Sunday, June 06, 2010

Performance gain of MySQL 5.1 InnoDB plugin

plugin performanceYou know already that InnoDB in MySQL 5.5 has great improvements in performance and scalability. You will have to wait a few months for that, though, because MySQL 5.5 is not GA yet.
But if you need some extra performance in MySQL 5.1, you may want to use the Innodb Plugin instead of the built-in one. As of version 5.1.47, the Innodb plugin is of GA quality, and it comes with a good out-of-the-box improvement compared to the built-in engine.

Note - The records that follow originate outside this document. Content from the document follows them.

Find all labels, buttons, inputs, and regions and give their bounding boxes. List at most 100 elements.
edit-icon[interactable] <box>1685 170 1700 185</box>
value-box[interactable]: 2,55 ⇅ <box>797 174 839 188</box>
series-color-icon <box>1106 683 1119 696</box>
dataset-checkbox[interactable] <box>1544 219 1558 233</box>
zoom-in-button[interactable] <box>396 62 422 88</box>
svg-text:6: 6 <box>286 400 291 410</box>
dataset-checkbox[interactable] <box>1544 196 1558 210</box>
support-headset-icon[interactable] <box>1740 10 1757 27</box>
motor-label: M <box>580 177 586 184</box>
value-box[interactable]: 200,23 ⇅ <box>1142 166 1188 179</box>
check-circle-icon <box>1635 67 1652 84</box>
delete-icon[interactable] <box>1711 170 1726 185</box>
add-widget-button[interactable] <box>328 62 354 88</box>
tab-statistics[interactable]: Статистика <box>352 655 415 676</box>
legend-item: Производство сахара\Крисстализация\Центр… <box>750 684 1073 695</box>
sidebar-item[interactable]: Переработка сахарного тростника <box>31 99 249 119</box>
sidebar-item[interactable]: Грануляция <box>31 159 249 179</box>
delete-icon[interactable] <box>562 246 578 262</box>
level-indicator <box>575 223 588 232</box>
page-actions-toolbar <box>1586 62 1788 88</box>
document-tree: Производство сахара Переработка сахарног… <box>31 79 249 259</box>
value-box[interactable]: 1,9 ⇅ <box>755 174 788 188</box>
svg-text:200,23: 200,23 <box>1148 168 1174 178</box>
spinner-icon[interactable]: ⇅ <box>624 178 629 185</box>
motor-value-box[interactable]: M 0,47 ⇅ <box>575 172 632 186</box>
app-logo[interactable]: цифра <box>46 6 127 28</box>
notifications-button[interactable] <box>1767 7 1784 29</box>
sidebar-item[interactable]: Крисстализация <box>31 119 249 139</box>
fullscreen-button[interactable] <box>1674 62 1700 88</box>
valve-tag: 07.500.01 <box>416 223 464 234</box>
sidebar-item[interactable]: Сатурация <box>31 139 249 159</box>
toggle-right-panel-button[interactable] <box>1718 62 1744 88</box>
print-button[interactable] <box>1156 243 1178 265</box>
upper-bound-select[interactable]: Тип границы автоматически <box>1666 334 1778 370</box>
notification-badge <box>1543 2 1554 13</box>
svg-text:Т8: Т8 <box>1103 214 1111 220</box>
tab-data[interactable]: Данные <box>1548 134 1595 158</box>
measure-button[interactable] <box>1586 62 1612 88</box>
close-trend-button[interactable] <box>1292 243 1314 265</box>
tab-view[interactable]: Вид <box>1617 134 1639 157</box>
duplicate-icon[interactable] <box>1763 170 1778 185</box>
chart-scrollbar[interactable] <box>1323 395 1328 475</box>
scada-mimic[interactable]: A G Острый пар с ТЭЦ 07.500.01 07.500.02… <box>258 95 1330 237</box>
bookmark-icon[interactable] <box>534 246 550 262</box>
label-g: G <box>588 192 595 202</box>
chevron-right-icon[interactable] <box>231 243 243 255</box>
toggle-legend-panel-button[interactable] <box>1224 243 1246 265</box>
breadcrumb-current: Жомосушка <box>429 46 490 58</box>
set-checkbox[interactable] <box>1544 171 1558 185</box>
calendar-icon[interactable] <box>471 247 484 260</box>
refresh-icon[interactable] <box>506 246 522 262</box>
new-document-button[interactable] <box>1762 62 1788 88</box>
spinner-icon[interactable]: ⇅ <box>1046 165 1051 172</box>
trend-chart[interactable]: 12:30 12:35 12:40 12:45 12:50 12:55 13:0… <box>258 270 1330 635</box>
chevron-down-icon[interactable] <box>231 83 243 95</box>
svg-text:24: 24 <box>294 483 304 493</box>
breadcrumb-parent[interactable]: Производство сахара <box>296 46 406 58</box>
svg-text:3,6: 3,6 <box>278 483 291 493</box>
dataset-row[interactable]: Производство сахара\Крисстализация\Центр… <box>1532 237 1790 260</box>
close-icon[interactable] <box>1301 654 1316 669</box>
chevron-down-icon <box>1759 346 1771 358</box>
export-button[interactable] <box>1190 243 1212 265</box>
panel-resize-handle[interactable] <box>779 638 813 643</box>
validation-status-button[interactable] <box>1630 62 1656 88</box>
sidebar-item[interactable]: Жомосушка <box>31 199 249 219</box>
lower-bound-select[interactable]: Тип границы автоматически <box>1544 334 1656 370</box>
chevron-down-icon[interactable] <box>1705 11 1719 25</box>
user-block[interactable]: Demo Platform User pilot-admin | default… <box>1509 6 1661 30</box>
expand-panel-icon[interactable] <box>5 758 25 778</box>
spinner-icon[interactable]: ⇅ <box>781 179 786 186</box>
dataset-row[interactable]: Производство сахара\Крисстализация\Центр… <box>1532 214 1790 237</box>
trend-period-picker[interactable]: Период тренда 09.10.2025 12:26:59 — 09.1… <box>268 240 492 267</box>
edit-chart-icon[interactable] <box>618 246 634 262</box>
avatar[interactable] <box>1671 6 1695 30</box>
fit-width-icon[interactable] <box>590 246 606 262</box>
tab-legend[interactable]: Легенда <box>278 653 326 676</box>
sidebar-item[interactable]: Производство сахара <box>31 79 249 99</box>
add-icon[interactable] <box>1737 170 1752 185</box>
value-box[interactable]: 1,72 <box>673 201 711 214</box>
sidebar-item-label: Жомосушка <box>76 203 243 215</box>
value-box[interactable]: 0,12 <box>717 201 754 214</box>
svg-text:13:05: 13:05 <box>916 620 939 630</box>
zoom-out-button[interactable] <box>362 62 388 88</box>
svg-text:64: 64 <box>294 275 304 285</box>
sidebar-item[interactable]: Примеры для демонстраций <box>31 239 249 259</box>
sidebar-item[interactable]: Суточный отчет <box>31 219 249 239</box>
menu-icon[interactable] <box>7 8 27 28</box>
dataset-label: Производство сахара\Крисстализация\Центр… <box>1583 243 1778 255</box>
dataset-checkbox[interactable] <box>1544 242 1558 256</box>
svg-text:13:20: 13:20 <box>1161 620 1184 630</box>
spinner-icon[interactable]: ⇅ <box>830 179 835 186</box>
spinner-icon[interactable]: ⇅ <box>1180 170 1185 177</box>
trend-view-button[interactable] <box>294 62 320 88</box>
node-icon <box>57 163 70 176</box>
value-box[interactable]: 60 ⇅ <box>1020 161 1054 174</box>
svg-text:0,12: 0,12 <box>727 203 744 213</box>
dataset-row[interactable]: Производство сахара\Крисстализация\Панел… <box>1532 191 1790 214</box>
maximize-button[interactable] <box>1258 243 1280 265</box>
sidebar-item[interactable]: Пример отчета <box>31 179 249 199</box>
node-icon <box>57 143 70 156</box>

To test my assumptions, I used one of my test Linux servers to perform a sysbench on 5.0.91, 5.1.47 built-in and plugin, and 5.5.4. The MySQL servers were all configured with
innodb_buffer_pool_size=5G

MySQL 4.1.47 was tested both as out-of-the-box, and with the plugin enabled.

ignore_builtin_innodb
# note: the following statements must go all in one line
plugin-load=innodb=ha_innodb_plugin.so;innodb_trx=ha_innodb_plugin.so;innodb_locks=ha_innodb_plugin.so;innodb_lock_waits=ha_innodb_plugin.so;innodb_cmp=ha_innodb_plugin.so;innodb_cmp_reset=ha_innodb_plugin.so;innodb_cmpmem=ha_innodb_plugin.so;innodb_cmpmem_reset=ha_innodb_plugin.so

default-storage-engine=InnoDBinnodb_file_per_table=1
innodb_file_format=barracudainnodb_strict_mode=1

The test was the same for all the servers. A simple sysbench both read-only and read/write on a 1M records table.

sysbench \
--test=oltp \
--oltp-table-size=1000000 \
--mysql-db=test \
--mysql-user=$USER \
--mysql-password=$PASSWD \
--mysql-host=$HOST \
--mysql-port=$PORT \
--max-time=60 \
--oltp-read-only=$ON_OFF \
--max-requests=0 \
--num-threads=8 run

What came out is that, by using the innodb plugin instead of the built-in engine, you get roughly 15% more in read-only, and close to 8% in read/write.


Note that 5.5. enhancements are more impressive in scalability tests with more than 8 cores. In this server, I have just tested a simple scenario.

I did some more testing using "ROW_FORMAT=COMPRESSED KEY_BLOCK_SIZE=X" in the InnoDB table, where X changed from 4 to 16. But sysbench didn't seem to play well with compression. For low values of KEY_BLOCK_SIZE, you actually get a much worse result than the built-in engine. I have yet to figure out how I would use this compressed InnoDB in practice.

6 comments:

Mark Robson said...

Was this on Linux, and did you have native async IO turned on in the Innodb 1.1 ?

Giuseppe Maxia said...

@Mark
It was on Linux.
I did not modify anything in the server except the innodb_buffer_pool_size.

Gerry Narvaja said...

On 8 core servers w/ 16G memory and InnoDB buffer pool set to 80% of available memory, we clocked double the performance with the plugin: http://mmatemate.blogspot.com/2010/05/mysql-5146-with-innodb-plugin-kicks.html. A couple of our development teams tested with their application specific benchmarks and got the similar results.

My $.02
G

Ronald Bradford said...

You have these jumbled.

--mysql-user=$PASSWD \
--mysql-password=$USER \

Giuseppe Maxia said...

@Ronald,
Thanks. Fixed.

Giuseppe Maxia said...

@Gerry,
Very interesting. As everyone knows, sysbench is a very simple test, and more elaborate usage can achieve substantially bigger gain.